Gerold Miller

Künstler: Gerold Miller
Titel: set 106
Entstehungsjahr: 2013
Maße (Höhe x Breite): 160 x 128 x 8 cm
Material/Technik: Edelstahl lackiert
Inventarnummer: SG1012
Die Arbeiten von Gerold Miller bewegen sich an der Schnittstelle von Skulptur, Malerei und Architektur. Es handelt sich um formal reduzierte Objekte, in denen Fläche, Rahmung und Umraum zu gleichwertigen Bildelementen werden. Seine Werke zeichnen sich durch einen präzisen Minimalismus und einer intensiven Präsenz aus.
Set 106 (2013) zeigt eine schwarz lackierte Edelstahlplatte, die als Hintergrund für die Überlagerung eines roten und eines magentafarbenen Rechtecks fungiert. Die kontrastierende Farbigkeit erzeugt ein subtiles, jedoch spannungsreiches visuelles Gefüge.
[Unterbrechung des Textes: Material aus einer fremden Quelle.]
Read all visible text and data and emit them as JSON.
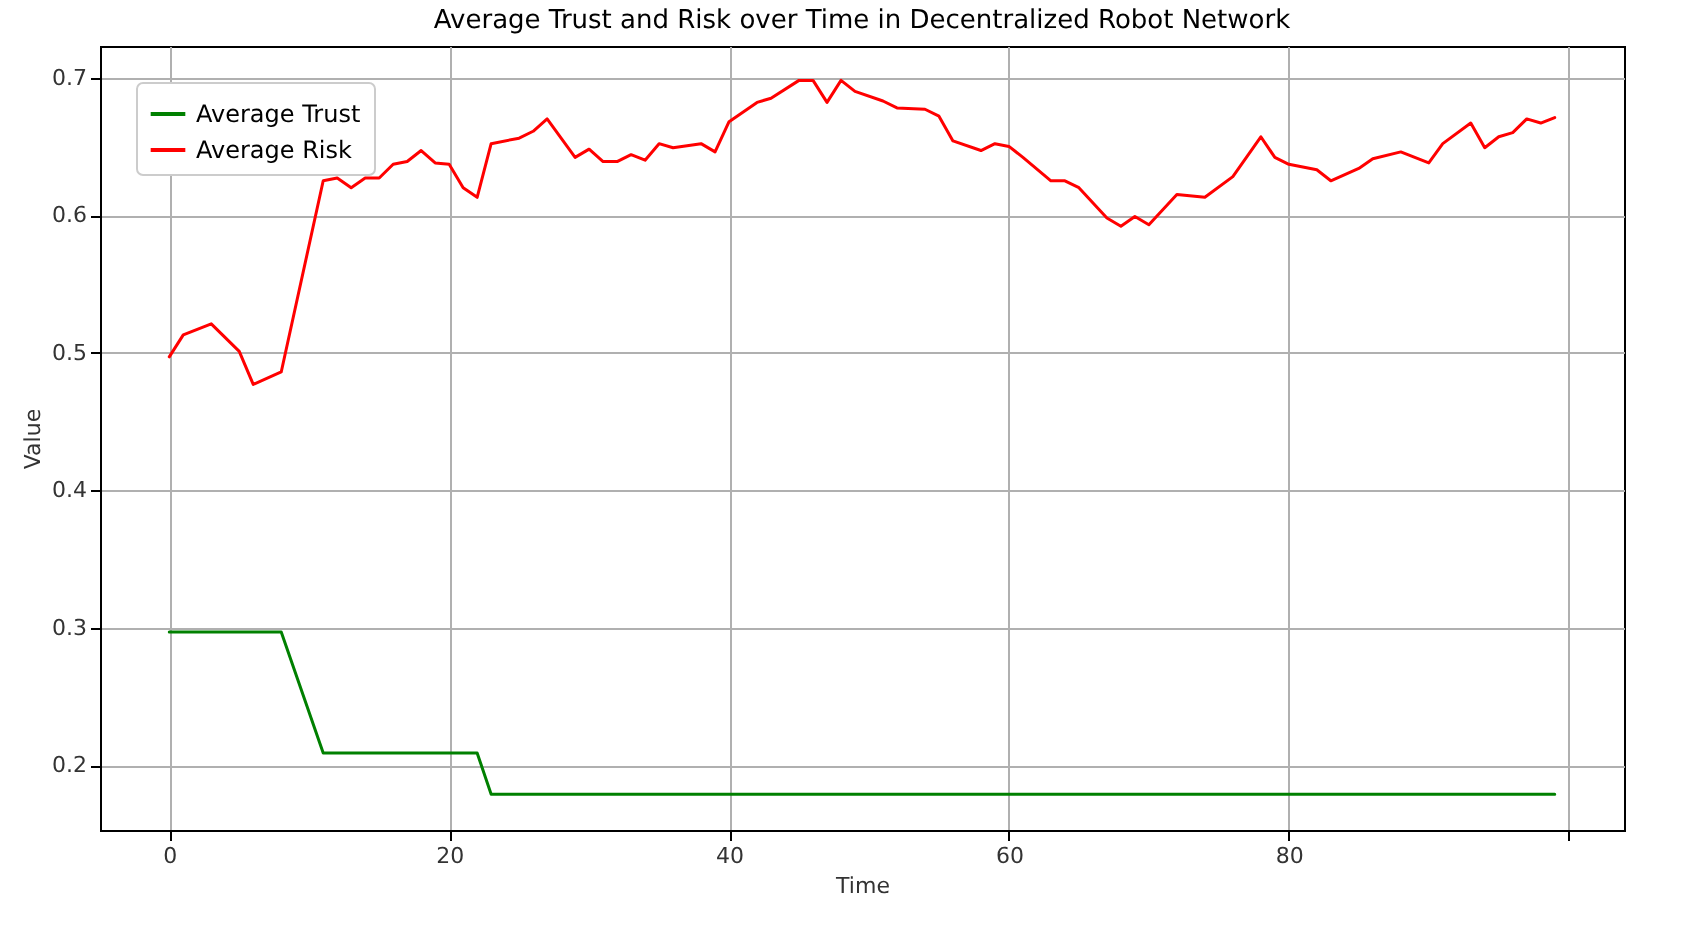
{
  "chart_data": {
    "type": "line",
    "title": "Average Trust and Risk over Time in Decentralized Robot Network",
    "xlabel": "Time",
    "ylabel": "Value",
    "xlim": [
      -4.95,
      103.95
    ],
    "xticks": [
      0,
      20,
      40,
      60,
      80,
      {
        "value": 100,
        "label": null
      }
    ],
    "ylim": [
      0.153,
      0.723
    ],
    "yticks": [
      0.2,
      0.3,
      0.4,
      0.5,
      0.6,
      0.7
    ],
    "grid": true,
    "legend": "top left",
    "line_style": "solid",
    "series": [
      {
        "name": "Average Trust",
        "color": "#008000",
        "x": [
          0,
          8,
          11,
          22,
          23,
          99
        ],
        "values": [
          0.297,
          0.297,
          0.209,
          0.209,
          0.179,
          0.179
        ]
      },
      {
        "name": "Average Risk",
        "color": "#ff0000",
        "x": [
          0,
          1,
          3,
          5,
          6,
          8,
          11,
          12,
          13,
          14,
          15,
          16,
          17,
          18,
          19,
          20,
          21,
          22,
          23,
          25,
          26,
          27,
          29,
          30,
          31,
          32,
          33,
          34,
          35,
          36,
          38,
          39,
          40,
          42,
          43,
          45,
          46,
          47,
          48,
          49,
          51,
          52,
          54,
          55,
          56,
          58,
          59,
          60,
          61,
          63,
          64,
          65,
          67,
          68,
          69,
          70,
          72,
          74,
          76,
          78,
          79,
          80,
          82,
          83,
          85,
          86,
          88,
          90,
          91,
          93,
          94,
          95,
          96,
          97,
          98,
          99
        ],
        "values": [
          0.497,
          0.513,
          0.521,
          0.501,
          0.477,
          0.486,
          0.625,
          0.627,
          0.62,
          0.627,
          0.627,
          0.637,
          0.639,
          0.647,
          0.638,
          0.637,
          0.62,
          0.613,
          0.652,
          0.656,
          0.661,
          0.67,
          0.642,
          0.648,
          0.639,
          0.639,
          0.644,
          0.64,
          0.652,
          0.649,
          0.652,
          0.646,
          0.668,
          0.682,
          0.685,
          0.698,
          0.698,
          0.682,
          0.698,
          0.69,
          0.683,
          0.678,
          0.677,
          0.672,
          0.654,
          0.647,
          0.652,
          0.65,
          0.642,
          0.625,
          0.625,
          0.62,
          0.598,
          0.592,
          0.599,
          0.593,
          0.615,
          0.613,
          0.628,
          0.657,
          0.642,
          0.637,
          0.633,
          0.625,
          0.634,
          0.641,
          0.646,
          0.638,
          0.652,
          0.667,
          0.649,
          0.657,
          0.66,
          0.67,
          0.667,
          0.671
        ]
      }
    ]
  }
}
Ein zentrales Anliegen der Werkreihe Set ist die Reflexion von Raumwirkung. Obwohl die Arbeiten faktisch zweidimensional bleiben, generieren sie durch die Überlagerung der Farbflächen eine illusionistische Tiefenwirkung. Der Eindruck von Räumlichkeit entsteht nicht real, sondern als visuelle Täuschung. Gerade die konsequente Reduktion auf elementare Formen und klare Farbwerte intensiviert diese Wirkung.
Miller lotet in seinen Arbeiten kontinuierlich die Grenzen des Bildbegriffs aus, indem er mit tradierten Vorstellungen von Figuration und Repräsentation bricht. Das klassische Tafelbild wird dabei in seine konstitutiven Bestandteile zerlegt und in eine neue, eigenständige Bildlogik überführt. Es entstehen präzise komponierte Wandobjekte: lackierte Metallflächen, die einerseits als Bilder rezipiert werden, zugleich jedoch einen dezidiert skulpturalen Status behaupten.
Darüber hinaus reflektieren die Arbeiten grundlegende Bedingungen zeitgenössischer Wahrnehmung: Sie funktionieren unmittelbar und visuell prägnant – ähnlich wie Bilder in der heutigen, von schnellen Eindrücken geprägten visuellen Kultur. Zugleich verweigern sich die Werke einer abgeschlossenen Bedeutung: Sie thematisieren das Prozessuale und Potenzielle, indem sie den Bildraum als offen und relational begreifen. Die konkrete Ausstellungssituation sowie die aktive Wahrnehmung der Betrachtenden werden damit zu integralen Bestandteilen der Werkerschließung.